Thaw

When the air no longer cut our faces and the sidewalk gives up its haul of squashed coffee cups and shredded flyers, I am walking again across Riverdale. The hem-wet fields, the footbridge over Don Valley, the grinning cracks of East Gerald.

Nothing has sprouted yet. But the big reveal is coming. All winter I’ve kept myself buried. My rooms smell stale with recycled ink and old tea bags.

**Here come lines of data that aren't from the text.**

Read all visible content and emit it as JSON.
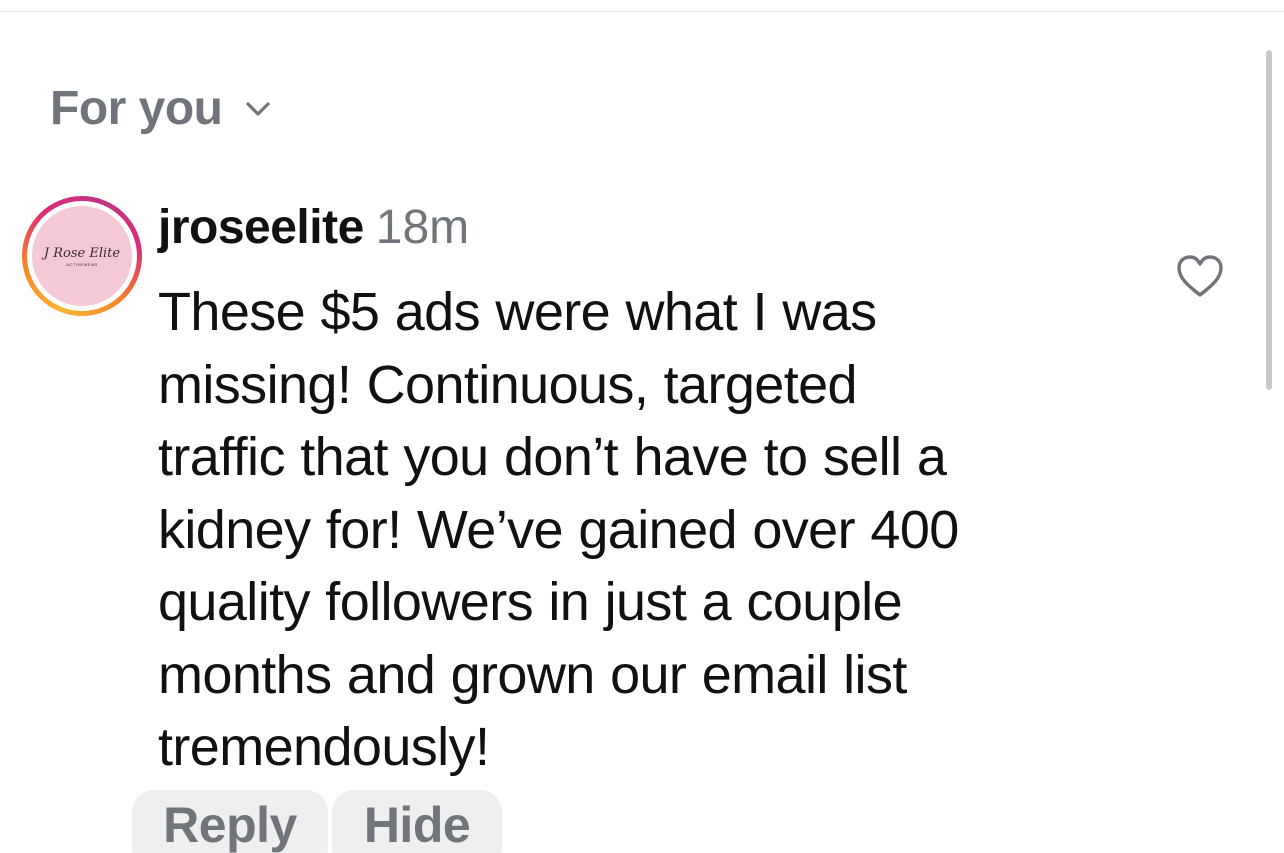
{
  "sort": {
    "label": "For you",
    "icon": "chevron-down-icon"
  },
  "comment": {
    "username": "jroseelite",
    "time": "18m",
    "avatar": {
      "brand_text": "J Rose Elite",
      "sub_text": "ACTIVEWEAR"
    },
    "text": "These $5 ads were what I was\nmissing! Continuous, targeted\ntraffic that you don’t have to sell a\nkidney for! We’ve gained over 400\nquality followers in just a couple\nmonths and grown our email list\ntremendously!",
    "like_icon": "heart-outline-icon",
    "actions": {
      "reply_label": "Reply",
      "hide_label": "Hide"
    }
  },
  "colors": {
    "text_primary": "#111111",
    "text_secondary": "#70757c",
    "pill_bg": "#efefef",
    "avatar_bg": "#f5c8d6"
  }
}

I’ve been occupied, and so far I have a few brief pieces to show for 2015:

an interview with this year’s CWILA Critic-in-Residence, Lucas Crawford, on the Puritan’s Town Crier blog;

a review of Kayla Czaga’s debut book of poems, For Your Safety Please Hold On, on the Arc Poetry Magazine site, and another of Kerry-Lee Powell’s Inheritance will soon appear (both books were recently nominated for a Gerald Lampert Award);

—and a poem on George Murray’s newpoetry.ca site, “Another View.” It’s an old, old poem that I’ve reworked many times and seems finally to have found its shape.

I’m more selective these days about what I want to take on. So each of these pieces are meaningful to me as those first goose honks of the spring. The ones you hear when you’re darting across a windy parking lot far above the 401, and you jerk your head up and see something magnificent flying overhead that had been trying to overtake you for some time.